Politik & Gesellschaft

Waldbrände in der Gironde: Vorsorgliche Evakuierungen nahe Bordeaux ausgeweitet

Angesichts der anhaltenden Waldbrände in der Gironde haben die Behörden die vorsorglichen Evakuierungen im Westen der Metropole Bordeaux ausgeweitet. Betroffen sind unter anderem Saint-Medard-en-Jalles, Le Haillan, Saint-Jean-d'Illac, Martignas-sur-Jalle und Saint-Aubin-de-Medoc.

Bordeaux – 25.07.2026: Wegen der anhaltenden Waldbrände in der Gironde sind die vorsorglichen Evakuierungen im Umfeld von Bordeaux in der Nacht zum Samstag ausgeweitet worden. Nach übereinstimmenden aktuellen Angaben betreffen die neuen Maßnahmen Saint-Medard-en-Jalles, Le Haillan, Saint-Jean-d'Illac, Martignas-sur-Jalle und Saint-Aubin-de-Medoc. Die Entscheidungen erfolgen vorbeugend, weil sich Lage und Ausbreitungsrichtung der Brände rasch verändern können.

Die betroffenen Gemeinden liegen westlich und nordwestlich des Zentrums von Bordeaux, teils unmittelbar am Rand bewaldeter Gebiete. Für einzelne Zonen gelten unterschiedliche Anordnungen. Die Behörden rufen Einwohner dazu auf, amtliche Warnmeldungen auf ihren Mobiltelefonen zu beachten und die festgelegten Evakuierungswege zu nutzen. Wer keine unmittelbare Aufforderung erhalten hat, soll sich nicht eigenmächtig in gefährdete Gebiete begeben.

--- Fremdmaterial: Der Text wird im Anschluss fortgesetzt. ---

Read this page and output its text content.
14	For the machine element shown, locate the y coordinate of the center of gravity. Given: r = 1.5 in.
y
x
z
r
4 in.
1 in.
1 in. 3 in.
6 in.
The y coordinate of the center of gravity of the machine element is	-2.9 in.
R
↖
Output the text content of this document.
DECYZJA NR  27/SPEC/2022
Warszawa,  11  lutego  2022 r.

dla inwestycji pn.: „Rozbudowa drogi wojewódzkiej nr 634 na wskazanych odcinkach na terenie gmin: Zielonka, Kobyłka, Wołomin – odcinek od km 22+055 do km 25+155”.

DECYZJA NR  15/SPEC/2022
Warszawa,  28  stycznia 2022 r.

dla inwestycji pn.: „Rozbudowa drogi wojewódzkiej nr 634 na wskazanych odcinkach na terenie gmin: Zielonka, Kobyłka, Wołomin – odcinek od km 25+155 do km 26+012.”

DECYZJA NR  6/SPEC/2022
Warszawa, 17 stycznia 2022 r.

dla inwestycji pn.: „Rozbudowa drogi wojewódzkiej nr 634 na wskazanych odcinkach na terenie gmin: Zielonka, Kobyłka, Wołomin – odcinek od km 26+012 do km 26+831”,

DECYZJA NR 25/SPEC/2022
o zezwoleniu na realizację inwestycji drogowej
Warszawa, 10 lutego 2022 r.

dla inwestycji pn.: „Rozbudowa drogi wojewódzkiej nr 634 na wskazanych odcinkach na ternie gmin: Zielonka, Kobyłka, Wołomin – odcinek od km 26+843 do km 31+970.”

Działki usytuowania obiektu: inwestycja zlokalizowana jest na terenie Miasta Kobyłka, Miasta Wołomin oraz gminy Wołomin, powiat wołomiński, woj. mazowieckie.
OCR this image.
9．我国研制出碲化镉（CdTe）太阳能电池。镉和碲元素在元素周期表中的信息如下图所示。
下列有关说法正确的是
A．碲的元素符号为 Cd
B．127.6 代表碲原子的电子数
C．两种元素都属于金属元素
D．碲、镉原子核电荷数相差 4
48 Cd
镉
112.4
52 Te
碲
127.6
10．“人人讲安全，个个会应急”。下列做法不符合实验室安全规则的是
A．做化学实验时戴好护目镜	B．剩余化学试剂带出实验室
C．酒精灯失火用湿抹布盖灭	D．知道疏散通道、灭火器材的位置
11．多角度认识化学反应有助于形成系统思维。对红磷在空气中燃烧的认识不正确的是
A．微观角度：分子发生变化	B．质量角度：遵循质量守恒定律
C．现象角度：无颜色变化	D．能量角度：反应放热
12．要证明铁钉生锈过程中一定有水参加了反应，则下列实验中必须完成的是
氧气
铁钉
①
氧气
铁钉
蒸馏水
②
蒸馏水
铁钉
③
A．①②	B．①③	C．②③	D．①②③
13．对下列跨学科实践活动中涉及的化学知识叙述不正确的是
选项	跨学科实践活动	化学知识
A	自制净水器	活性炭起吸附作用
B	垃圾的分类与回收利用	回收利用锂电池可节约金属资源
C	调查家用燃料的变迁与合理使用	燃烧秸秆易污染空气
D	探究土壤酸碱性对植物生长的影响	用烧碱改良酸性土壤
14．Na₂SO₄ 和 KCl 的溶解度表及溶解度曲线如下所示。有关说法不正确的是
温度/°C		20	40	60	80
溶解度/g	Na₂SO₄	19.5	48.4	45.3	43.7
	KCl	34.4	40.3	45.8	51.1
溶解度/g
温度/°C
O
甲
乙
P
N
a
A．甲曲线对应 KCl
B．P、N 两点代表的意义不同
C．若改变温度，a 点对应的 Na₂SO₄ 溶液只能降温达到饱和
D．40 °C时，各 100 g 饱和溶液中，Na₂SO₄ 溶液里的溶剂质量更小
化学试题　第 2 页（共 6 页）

Bordeaux Metropole hat für Menschen aus bedrohten Bereichen bereits Unterbringungs- und Hilfsstrukturen aktiviert. Ein Aufnahmezentrum im Parc des Expositions Bordeaux-Lac wurde geöffnet, um Evakuierte aus Campingplätzen, Ferienunterkünften und Wohngebieten aufzunehmen. Die Kommunen koordinieren die Versorgung gemeinsam mit Rettungsdiensten, Sicherheitskräften und örtlichen Hilfsorganisationen.

Die Feuerlage in der Gironde ist seit mehreren Tagen angespannt. Besonders betroffen sind Wald- und Küstenbereiche nördlich des Bassin d'Arcachon sowie weitere Gebiete im Département. Rauch und wechselnde Windverhältnisse können auch außerhalb der unmittelbar bedrohten Zonen die Sicht und die Luftqualität beeinträchtigen. Atmo Nouvelle-Aquitaine veröffentlicht hierzu fortlaufend Hinweise für die Region.

Die Evakuierungen sind Teil eines umfassenden Einsatzes zum Schutz der Bevölkerung und zur Freihaltung von Zufahrtswegen für Feuerwehr und Rettungskräfte. Sicherheitskräfte sichern außerdem geräumte Bereiche und unterstützen die Verkehrslenkung. Die nationale Gendarmerie hatte bereits am 21. Juli über den Tod zweier Feuerwehrleute bei einem Einsatz nahe dem Flughafen Bordeaux-Merignac informiert.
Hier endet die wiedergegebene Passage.